2. When you get take out food or drinks from a local establishment, try your hardest to bring a Yeti mug or cup, or even Tupperware if you plan on bringing food home. This is tacky. I know, because I've done it, and I often feel like an idiot when I walk into my favorite Chinese food spot and ask the people behind the counter if they wouldn't mind throwing my fried rice into a bin. A personal anecdote of my own shortcomings - since Covid, many restaurants and coffee stands refused my reusables because of health reasoning, which I find smart, reasonable, and understandable. This did, however, get me off course. I am just now starting to realize how time has slipped away from me, and my old habits have slipped in. Like I said before, I am sharing this because I have made all these mistakes, and will likely make them all again. This is a judgement free zone!
3. When you go fishing, walking, or boating, consider spending 10-30 minutes collecting rope, debris, or plastics from a shore line close to where you plan to fish. Not only will this put your day in perspective for you, but it is a great way to do more giving in a day surrounded by taking. Consider it meditative, and a way to center yourself before you head out to fish.
That being said, remember why you are fly fishing - because it is regenerative, relaxing, exciting, and fun. Again, I've made all the excuses for not picking up trash. If you don't believe me, check out a few:
"We don't have enough time, let's keep rolling"
"Won't make a difference"
"Not enough room on my paddle board to pick up all that sh*t over there"
Not any more. I am publicly telling you, that you have five minutes to spare. Don't forget to check in with yourself and really make sure you remember why you are doing what you are doing - because hopefully, you love it.

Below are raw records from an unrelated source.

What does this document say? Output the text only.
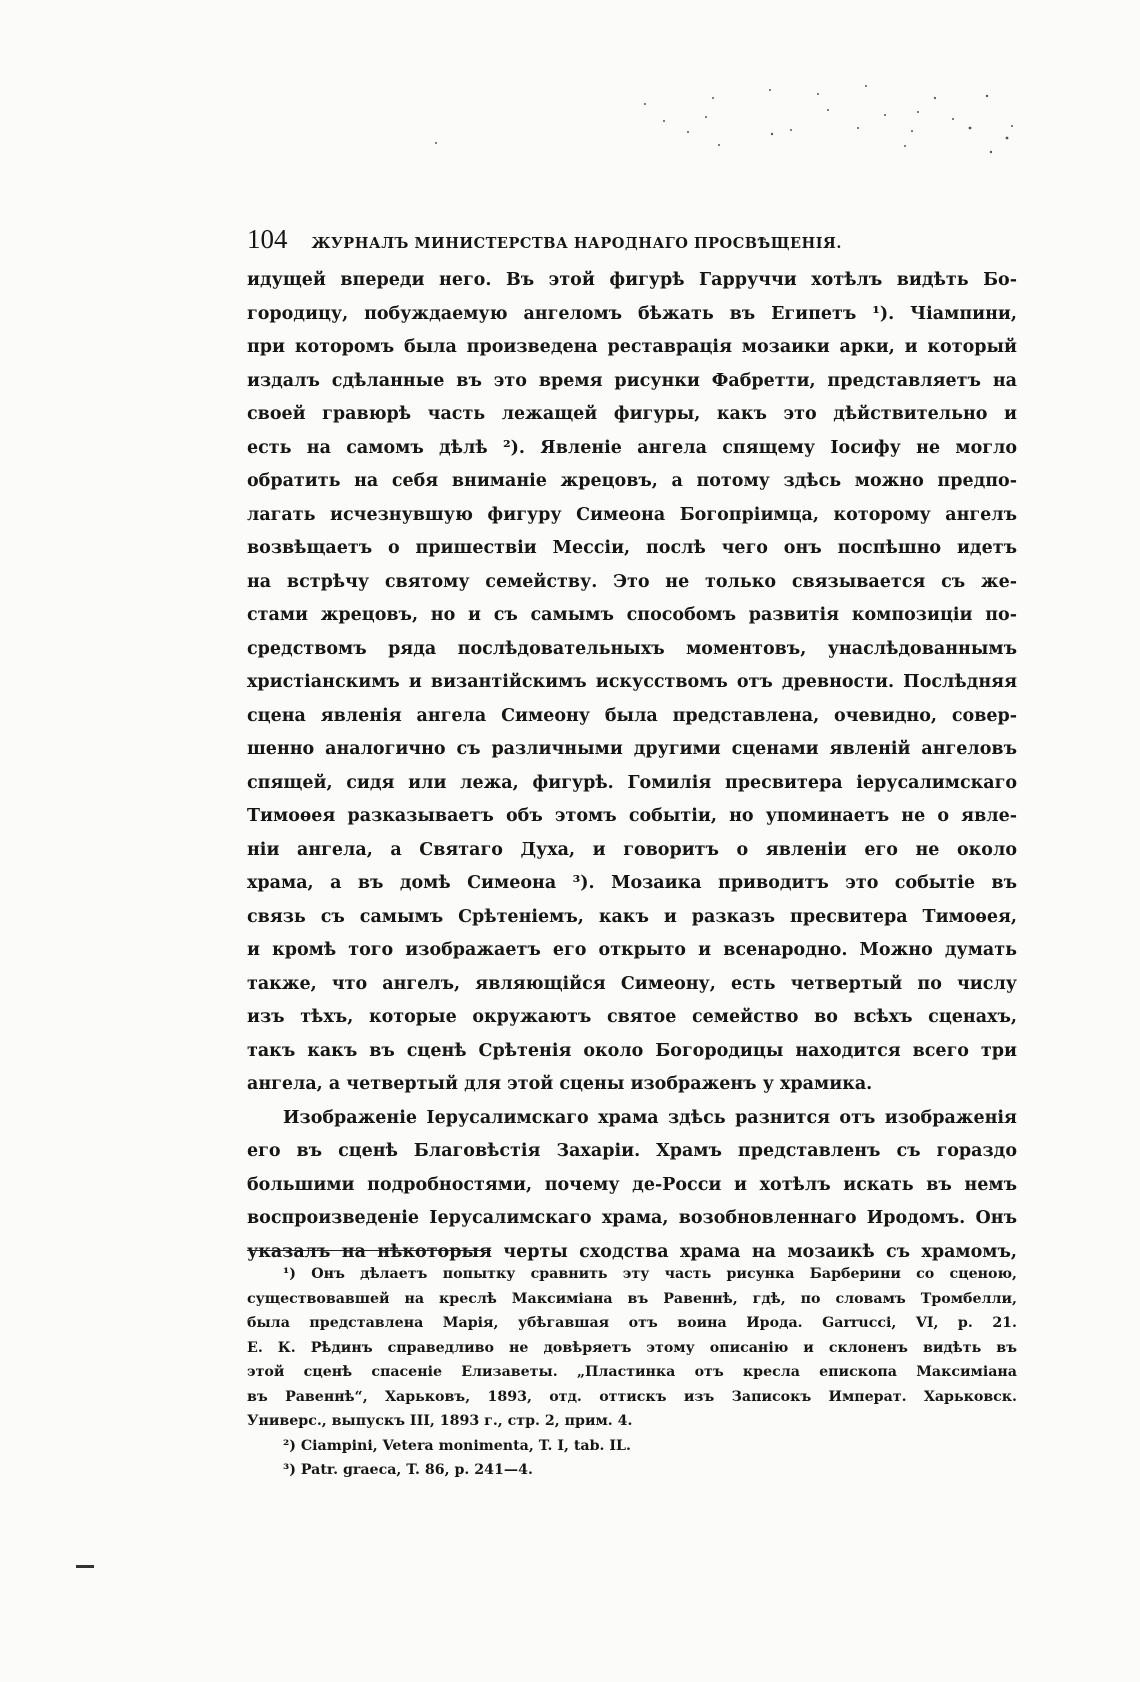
104 ЖУРНАЛЪ МИНИСТЕРСТВА НАРОДНАГО ПРОСВѢЩЕНІЯ.
идущей впереди него. Въ этой фигурѣ Гарруччи хотѣлъ видѣть Бо-
городицу, побуждаемую ангеломъ бѣжать въ Египетъ ¹). Чіампини,
при которомъ была произведена реставрація мозаики арки, и который
издалъ сдѣланные въ это время рисунки Фабретти, представляетъ на
своей гравюрѣ часть лежащей фигуры, какъ это дѣйствительно и
есть на самомъ дѣлѣ ²). Явленіе ангела спящему Іосифу не могло
обратить на себя вниманіе жрецовъ, а потому здѣсь можно предпо-
лагать исчезнувшую фигуру Симеона Богопріимца, которому ангелъ
возвѣщаетъ о пришествіи Мессіи, послѣ чего онъ поспѣшно идетъ
на встрѣчу святому семейству. Это не только связывается съ же-
стами жрецовъ, но и съ самымъ способомъ развитія композиціи по-
средствомъ ряда послѣдовательныхъ моментовъ, унаслѣдованнымъ
христіанскимъ и византійскимъ искусствомъ отъ древности. Послѣдняя
сцена явленія ангела Симеону была представлена, очевидно, совер-
шенно аналогично съ различными другими сценами явленій ангеловъ
спящей, сидя или лежа, фигурѣ. Гомилія пресвитера іерусалимскаго
Тимоѳея разказываетъ объ этомъ событіи, но упоминаетъ не о явле-
ніи ангела, а Святаго Духа, и говоритъ о явленіи его не около
храма, а въ домѣ Симеона ³). Мозаика приводитъ это событіе въ
связь съ самымъ Срѣтеніемъ, какъ и разказъ пресвитера Тимоѳея,
и кромѣ того изображаетъ его открыто и всенародно. Можно думать
также, что ангелъ, являющійся Симеону, есть четвертый по числу
изъ тѣхъ, которые окружаютъ святое семейство во всѣхъ сценахъ,
такъ какъ въ сценѣ Срѣтенія около Богородицы находится всего три
ангела, а четвертый для этой сцены изображенъ у храмика.
Изображеніе Іерусалимскаго храма здѣсь разнится отъ изображенія
его въ сценѣ Благовѣстія Захаріи. Храмъ представленъ съ гораздо
большими подробностями, почему де-Росси и хотѣлъ искать въ немъ
воспроизведеніе Іерусалимскаго храма, возобновленнаго Иродомъ. Онъ
указалъ на нѣкоторыя черты сходства храма на мозаикѣ съ храмомъ,
¹) Онъ дѣлаетъ попытку сравнить эту часть рисунка Барберини со сценою,
существовавшей на креслѣ Максиміана въ Равеннѣ, гдѣ, по словамъ Тромбелли,
была представлена Марія, убѣгавшая отъ воина Ирода. Garrucci, VI, p. 21.
Е. К. Рѣдинъ справедливо не довѣряетъ этому описанію и склоненъ видѣть въ
этой сценѣ спасеніе Елизаветы. „Пластинка отъ кресла епископа Максиміана
въ Равеннѣ“, Харьковъ, 1893, отд. оттискъ изъ Записокъ Императ. Харьковск.
Универс., выпускъ III, 1893 г., стр. 2, прим. 4.
²) Ciampini, Vetera monimenta, T. I, tab. IL.
³) Patr. graeca, T. 86, p. 241—4.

I do not want to be high and mighty about this, because I obviously am ready to admit that I have made the mistakes above. I want to make sure that everyone still reading knows that you can live by the mantra to give more, and take less. There is always more to give - whether it is money, time, or space. I have wrestled with the ideas above, and even debated posting them, as they will ruffle some feathers, undoubtedly. However, that is water under the bridge at this point. Things don't look great out there, and what we can do is try to be a little more considerate for the people that we know, and even those that we don't, that have yet to experience the beauty that is Florida Keys fly fishing.
OK, rant over. Go fishing, have fun, and don't forget to think! Also, big thank you to Whitney Wemett from Surfrider for putting on a great event, inviting us, and taking the photos included in this article.